In his excellent book Factfulness (2018), the late Hans Rosling showed that those who worry about the birth rate are somewhat out of date; UN data showed the world average had in fact dropped from a high of five babies per woman in 1965 to 2.5 in 2015. (It has since dropped slightly further, to 2.4 in 2019.) In 2015 there were two billion people between the ages of naught and fifteen; in 2030, the numbers aged between naught and fifteen are expected to reach, er, two billion. That number is projected to remain unchanged even if the total population reaches eleven billion.

I grant that it’s easier ethically to do something about the birth rate than the death rate! I’m not altogether sure how we would go about it, but it seems to me one part of the problem is the current widespread state of denial about our mortality. Among other things, I hope parliament will relent on the question of ‘assisted dying’. There was a very affecting article in The Guardian (20 November) about a retired doctor in East Sussex, suffering from advanced Parkinson’s disease, plus a serious heart condition and osteoporosis, who had to go to Switzerland to get help with ending her life. The concluding paragraph of the article, which was written by her niece, includes the sentence: ‘Ann felt that in England we had got dying wrong by avoiding discussion and focusing too much on extending life at all costs.’

There are no quick or easy answers to human population growth, but perhaps it needs to start with a change of attitude.

Stevie Krayer

Historical Jesus

I share Kathleen Boulton’s (no relation) enthusiasm for Albert Schweitzer’s The Quest of the Historical Jesus, perhaps more for his summary of pioneer explorers than for his own contentious conclusions (26 November). But Schweitzer’s book was published in 1906, and the succeeding century has seen a vast increase in historical source material and the tools for evaluating it. 
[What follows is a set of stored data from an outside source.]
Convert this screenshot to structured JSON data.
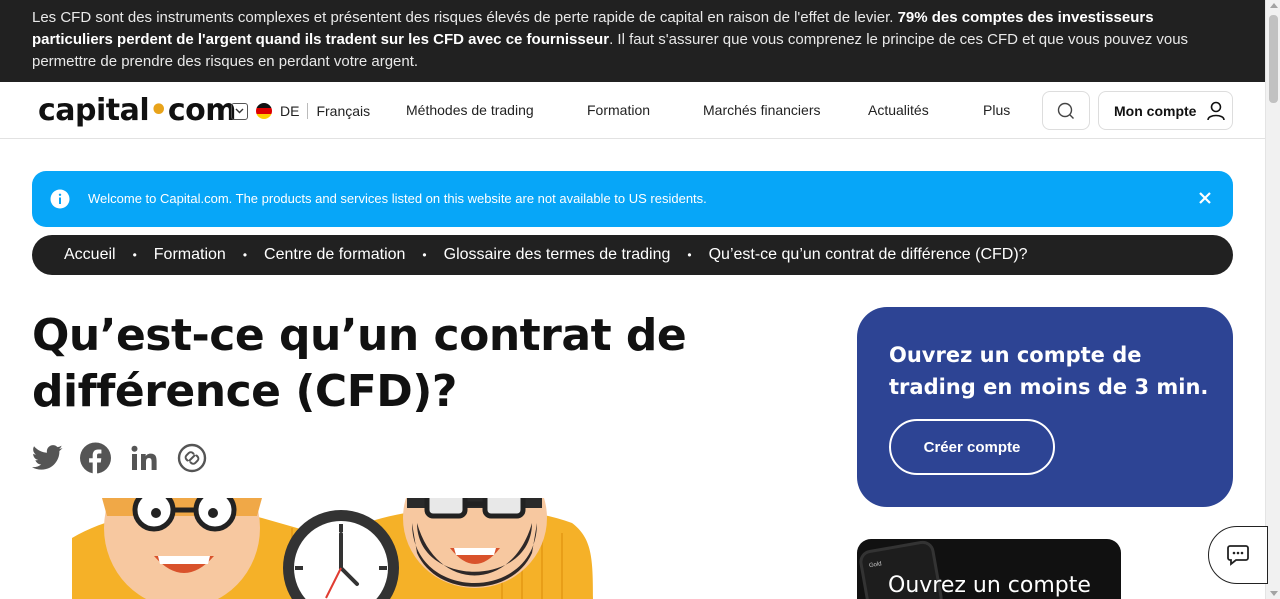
{
  "risk_warning": {
    "text_before": "Les CFD sont des instruments complexes et présentent des risques élevés de perte rapide de capital en raison de l'effet de levier. ",
    "bold": "79% des comptes des investisseurs particuliers perdent de l'argent quand ils tradent sur les CFD avec ce fournisseur",
    "text_after": ". Il faut s'assurer que vous comprenez le principe de ces CFD et que vous pouvez vous permettre de prendre des risques en perdant votre argent."
  },
  "header": {
    "logo_left": "capital",
    "logo_dot": "•",
    "logo_right": "com",
    "country_code": "DE",
    "language": "Français",
    "nav": [
      "Méthodes de trading",
      "Formation",
      "Marchés financiers",
      "Actualités",
      "Plus"
    ],
    "account_label": "Mon compte"
  },
  "notice": {
    "text": "Welcome to Capital.com. The products and services listed on this website are not available to US residents."
  },
  "breadcrumb": [
    "Accueil",
    "Formation",
    "Centre de formation",
    "Glossaire des termes de trading",
    "Qu’est-ce qu’un contrat de différence (CFD)?"
  ],
  "breadcrumb_separator": "•",
  "article": {
    "title_line1": "Qu’est-ce qu’un contrat de",
    "title_line2": "différence (CFD)?",
    "share_icons": [
      "twitter-icon",
      "facebook-icon",
      "linkedin-icon",
      "copy-link-icon"
    ]
  },
  "cta": {
    "heading": "Ouvrez un compte de trading en moins de 3 min.",
    "button": "Créer compte"
  },
  "promo": {
    "text": "Ouvrez un compte",
    "phone_label": "Gold"
  },
  "colors": {
    "risk_bg": "#212121",
    "notice_bg": "#07a6f8",
    "breadcrumb_bg": "#212121",
    "cta_bg": "#2d4494",
    "brand_dot": "#e8a31a"
  }
}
If I mention Geza Vermes, Marcus Borg, Bart Ehrman, Karen King, Burton Mack, Elaine Pagels, NT Wright and some 200 scholars in the Westar Institute’s Jesus Seminar I do little justice to the wealth of twentieth-century historical Jesus scholarship.

Even my own book Who on Earth was Jesus? (published in 2008) could now do with an update. The former bishop of Edinburgh Richard Holloway kindly described it as ‘the perfect resource for people who want a one-volume guide to a multi-volume industry’. But there are probably better and more recent summaries of current historical Jesus scholarship, and I urge those who are drawn to the quest to seek them out rather than settle for a century-old classic.